CAUTION: Always install mechanical seals in a clean working space. Don’t touch the front of the seal faces as it is susceptible to body oils and may not function properly if compromised. Keep the seal in its packaging until it’s time to install.
7. Install the Impeller
Use your wrench to hold the shaft in place while you screw the impeller onto the pump’s shaft using a new impeller o-ring or gasket. Or use the impeller bolt and a new o-ring or gasket to attach the impeller to the end of the shaft.
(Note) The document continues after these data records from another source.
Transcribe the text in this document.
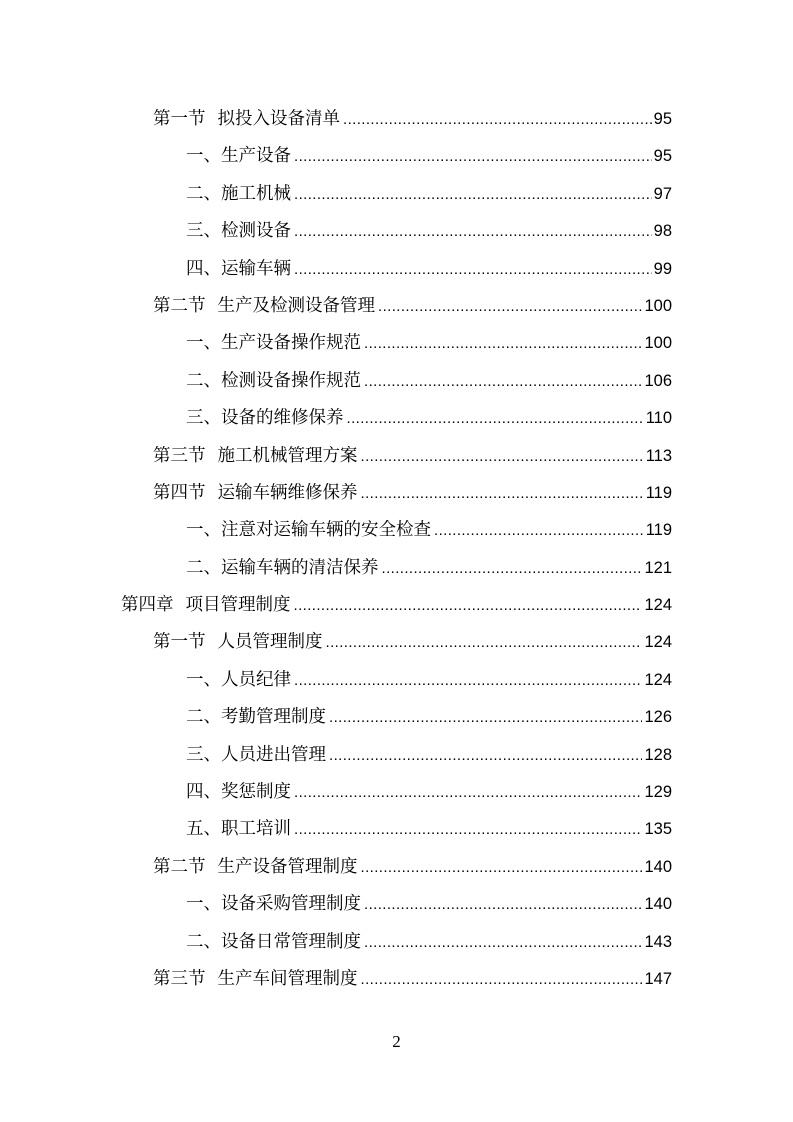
第一节 拟投入设备清单 .....	95
一、生产设备 .....	95
二、施工机械 .....	97
三、检测设备 .....	98
四、运输车辆 .....	99
第二节 生产及检测设备管理 .....	100
一、生产设备操作规范 .....	100
二、检测设备操作规范 .....	106
三、设备的维修保养 .....	110
第三节 施工机械管理方案 .....	113
第四节 运输车辆维修保养 .....	119
一、注意对运输车辆的安全检查 .....	119
二、运输车辆的清洁保养 .....	121
第四章 项目管理制度 .....	124
第一节 人员管理制度 .....	124
一、人员纪律 .....	124
二、考勤管理制度 .....	126
三、人员进出管理 .....	128
四、奖惩制度 .....	129
五、职工培训 .....	135
第二节 生产设备管理制度 .....	140
一、设备采购管理制度 .....	140
二、设备日常管理制度 .....	143
第三节 生产车间管理制度 .....	147
2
8. Reconnect the casing using the original casing bolts
For back pull-out designs, slide the back pull-out assembly up against the installed casing and bolt it in place. Checking pump alignment will be necessary after step 9 below. For close coupled or non-back pull-out designs, reinstall the casing using the casing bolts. In all cases, torque the casing bolts in accordance with the pump Installation, Operation, and Maintenance (IOM) manual.
9. Reconnect the Pump
For back pull-out designs, the only steps remaining are to reinstall the spacer element to the existing coupling hubs along the pump and motor shaft, and make sure the mounting feet of the back pull-out assembly are bolted back into place on the pump baseplate. Realign the pump and motor. For close-coupled pumps, place the pump back and reconnect the inlet and outlet piping. For non-back pull-out pump and motor designs, replace the pump on the baseplate, reconnect the inlet and outlet piping, re-bolt the pump to the baseplate, reconnect the coupling and then realign the pump and motor.
10. Restart the Machine
Make sure you have refilled the pump casing by opening the inlet and outlet isolation valves. Some pump designs will require venting, so refer to your pump IOM. Before starting the pump, it is always a good idea to re-verify the rotation of the motor to make sure it is correct. This is done before reconnecting the pump and motor coupling. Bump the motor and verify rotation. Then reconnect the coupling, and the pump is ready to start.
11. Take Proper Safety Precautions
Always review safety precautions found in the pump IOM. Always use the Pump IOM when working on any pump. Install the mechanical seals using the specific instructions from the mechanical seal manufacturer. Lastly, always make sure the pump and motor are realigned within 001” – 002”. Misalignment will cause premature mechanical seal failure.